I thought most people were aware that the US has a strong tradition of
legalised bribery in all levels of elected officials? That\'s what party
and candidate campaign contributions, as well as lobbying, amounts to.

It was actually called \"legal graft\" in the day. Largely outlawed
these days, but keeps popping up anyway.


(It is not unique to the USA - but like many things, the USA is the
world leader here.)

No, the UK (whose legal system we inherited) was our model, of course.
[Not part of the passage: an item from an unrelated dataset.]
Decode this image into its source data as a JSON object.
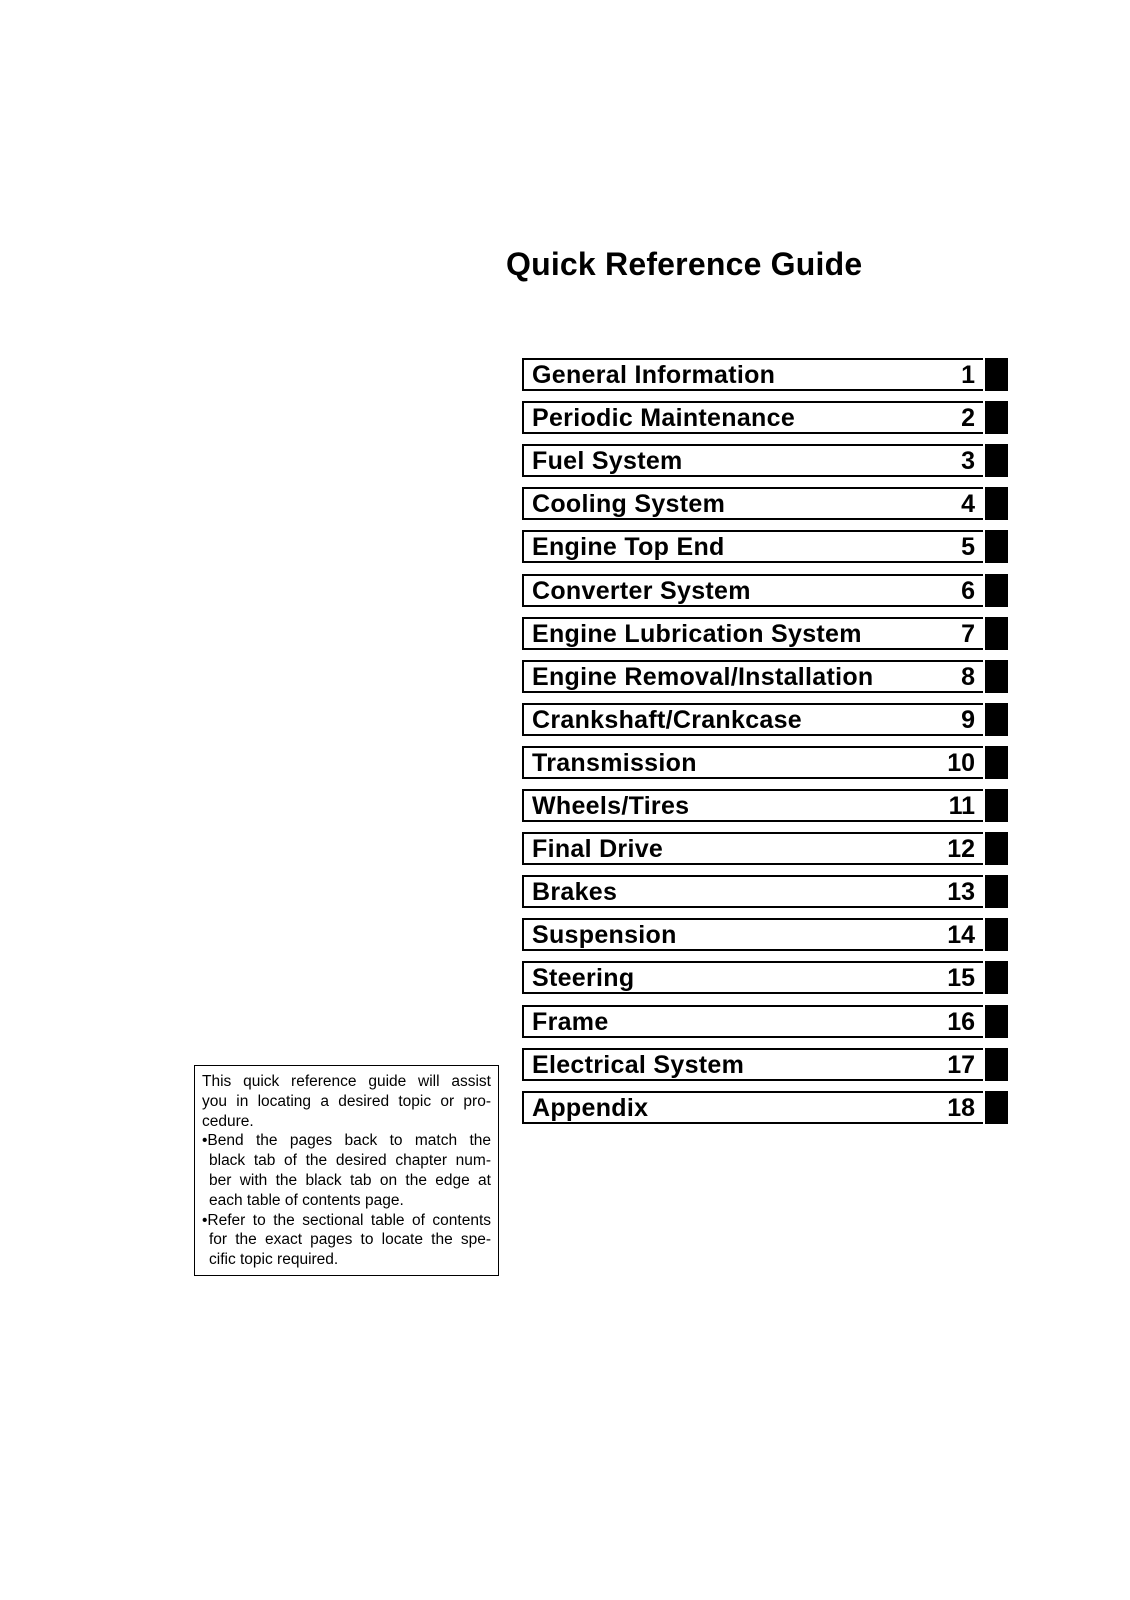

If there are new rules limiting this, then that /is/ new to me. (I know
there are already /some/ rules, but your example shows how ineffective
these are.)

What\'s being debated is not the abolition of graft (the horror!), but
governmental election organizations allowing accepting such help, or
allowing such help to lead to inside access. I have not checked the
status of these various laws, and Ukraine drove all of that out of the
news for now.

Joe Gwinn



Something very interesting emerged when the various election-related
groups had to file their declarations of expenditures under US law:

It turned out that Mark Zuckerberg (founder of Facebook, worth USD 75
billion) spent about one billion dollars on funding state and local
election boards across the US, in many places giving the entities
funded by Zuckerberg an inside seat in these government election
boards and organization.

This was perfectly legal at the time, but will soon be made illegal by
many or most US states because no political organization should be
able to penetrate a government election organization, as the conflict
of interest is apparent, and deeply undermining.

There was a Wall Street Journal editorial that summarizes the
thinking: \"Zuckerbucks Shouldn’t Pay for Elections -- It fans
mistrust to let private donors fund official voting duties\", 3 January
2022. (Behind a paywall, sadly.)

Google for \"Zuckerbucks\" for many independent takes on the story.